Critics were predictably split on the movie, with some seeing it as the affable spoof I think it is and others seeing it as a lazy, vulgar cash-in on the Bond craze, which it also is. Minus disappointed fans of the Matt Helm novels, audiences were a bit more unified than critics in their support of the film. Irving Allen already had plans to make more Matt Helm movies — the second was already in production — but the smashing success of The Silencers guaranteed another. Thanks to his clever demand for a portion of the film’s box office, Dean Martin suddenly found himself one of the highest-paid actors in Hollywood. Although the profits of The Silencers paled in comparison to those of recent Bond film Thunderball, Dean Martin ended up making substantially more money for the film than Sean Connery.
Connery, looking at Martin’s pay-day, thought that maybe as the iconic star of the most popular movie franchise in the entire world, he should be making something a little closer to the bank made by the drunken star of a jokey Bond knock-off. So James Bond walked into the office of producer Cubby Broccoli, pointed to the high paycheck being cashed by the star of the film made by Broccoli’s old partner, and suggested that maybe ol’ Sean Connery ought to have himself a similar profit-sharing plan. Broccoli laughed at the idea, claiming that it was James Bond, not Sean Connery — who had been basically a nobody body builder from Scotland when he was cast in the lead role — who people wanted to see. The Bond series made Connery, so it could just as easily make another guy. Connery was stung, and he made Broccoli put the claim to the test. In the wake of The Silencers, Sean Connery announced that the next James Bond film — 1967’s You Only Live Twice — would be his last.

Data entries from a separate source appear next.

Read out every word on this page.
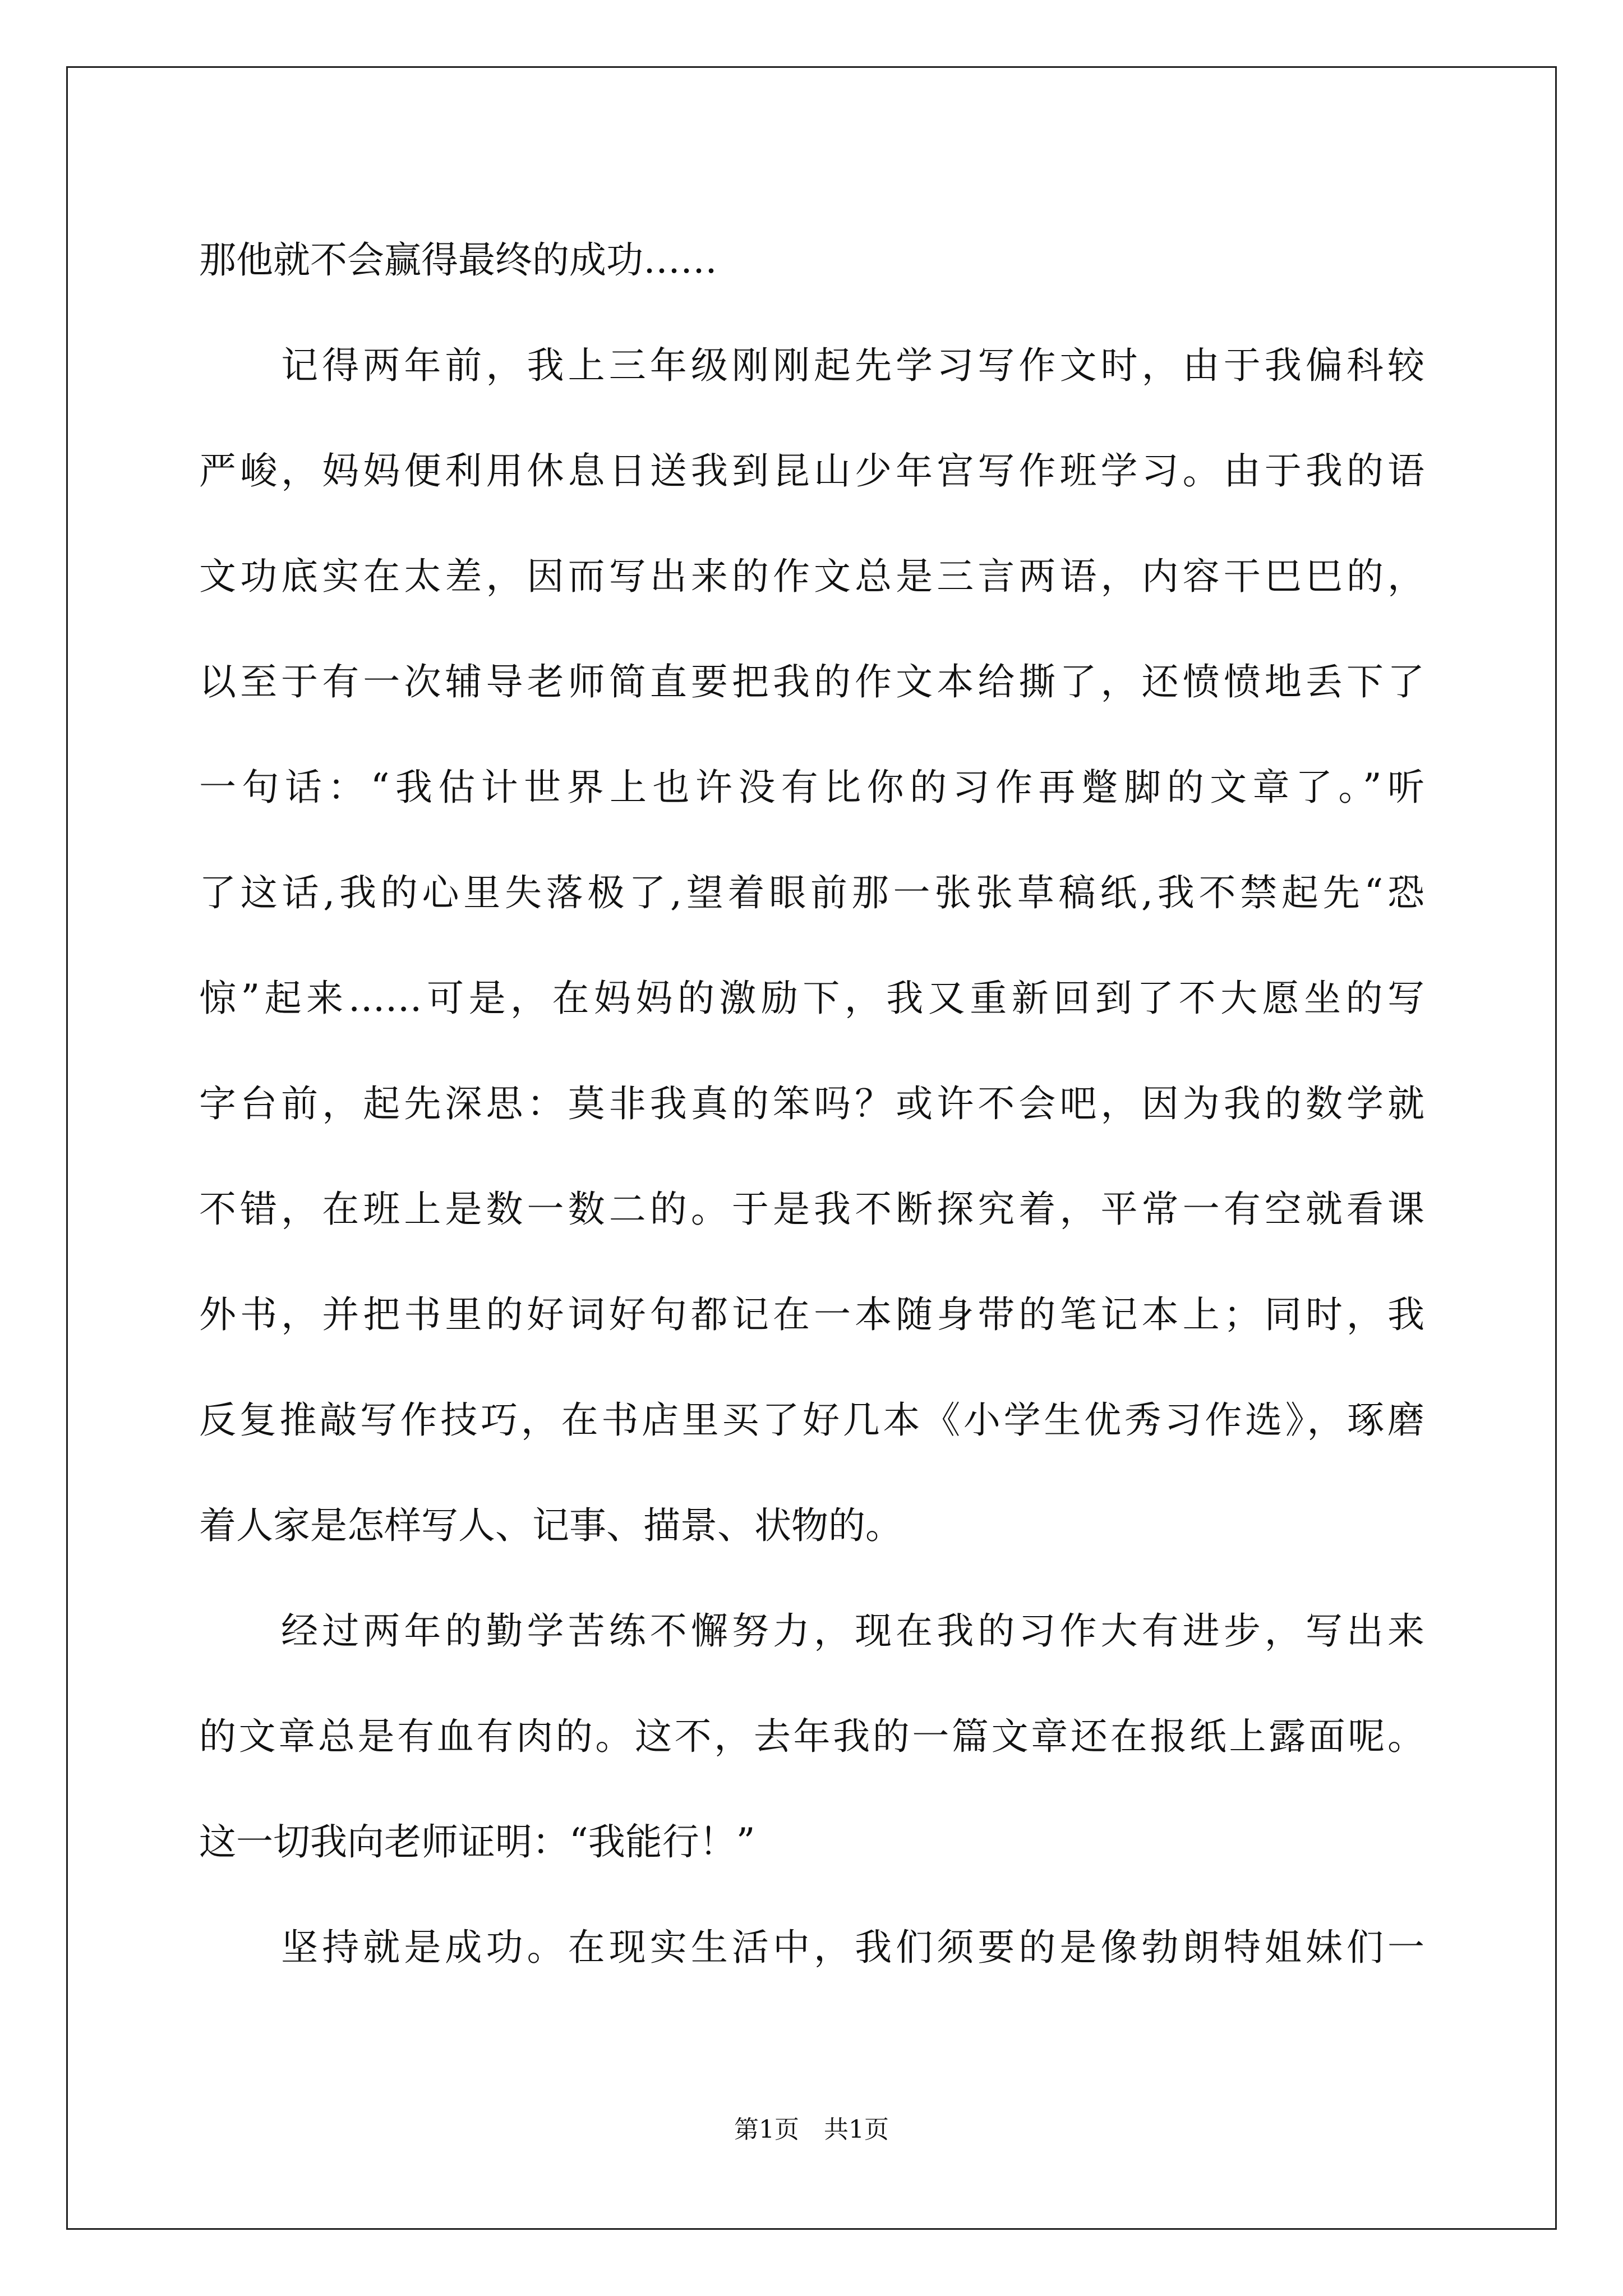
那他就不会赢得最终的成功……
　　记得两年前，我上三年级刚刚起先学习写作文时，由于我偏科较
严峻，妈妈便利用休息日送我到昆山少年宫写作班学习。由于我的语
文功底实在太差，因而写出来的作文总是三言两语，内容干巴巴的，
以至于有一次辅导老师简直要把我的作文本给撕了，还愤愤地丢下了
一句话：“我估计世界上也许没有比你的习作再蹩脚的文章了。”听
了这话,我的心里失落极了,望着眼前那一张张草稿纸,我不禁起先“恐
惊”起来……可是，在妈妈的激励下，我又重新回到了不大愿坐的写
字台前，起先深思：莫非我真的笨吗？或许不会吧，因为我的数学就
不错，在班上是数一数二的。于是我不断探究着，平常一有空就看课
外书，并把书里的好词好句都记在一本随身带的笔记本上；同时，我
反复推敲写作技巧，在书店里买了好几本《小学生优秀习作选》，琢磨
着人家是怎样写人、记事、描景、状物的。
　　经过两年的勤学苦练不懈努力，现在我的习作大有进步，写出来
的文章总是有血有肉的。这不，去年我的一篇文章还在报纸上露面呢。
这一切我向老师证明：“我能行！”
　　坚持就是成功。在现实生活中，我们须要的是像勃朗特姐妹们一
第1页　共1页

If the success of Dean Martin and The Silencers caused waves at Eon Productions even while never remotely challenging the Bond films at the box office, it was nothing but sunshine and roses for Irving Allen, Dean Martin, and Donald Hamilton. Between the movie and his TV show, Martin was one of the most popular and highest paid entertainers in America. Even though the film bore only the scantiest resemblance to Donald Hamilton’s source material, interest in his books spiked. In 1966, he released the tenth book in the series, The Betrayers, and enjoyed a greater level of critical and mass appeal than he’d ever had. Irving Allen announced that the next Matt Helm movie was already in production, with Martin reprising his role and the ante being upped in terms of gorgeous locations, action, and beautiful women. Based on one of the darkest and most violent of Hamilton’s novels, the new movie – Murderers’ Row — promised to be very much the opposite of its source material.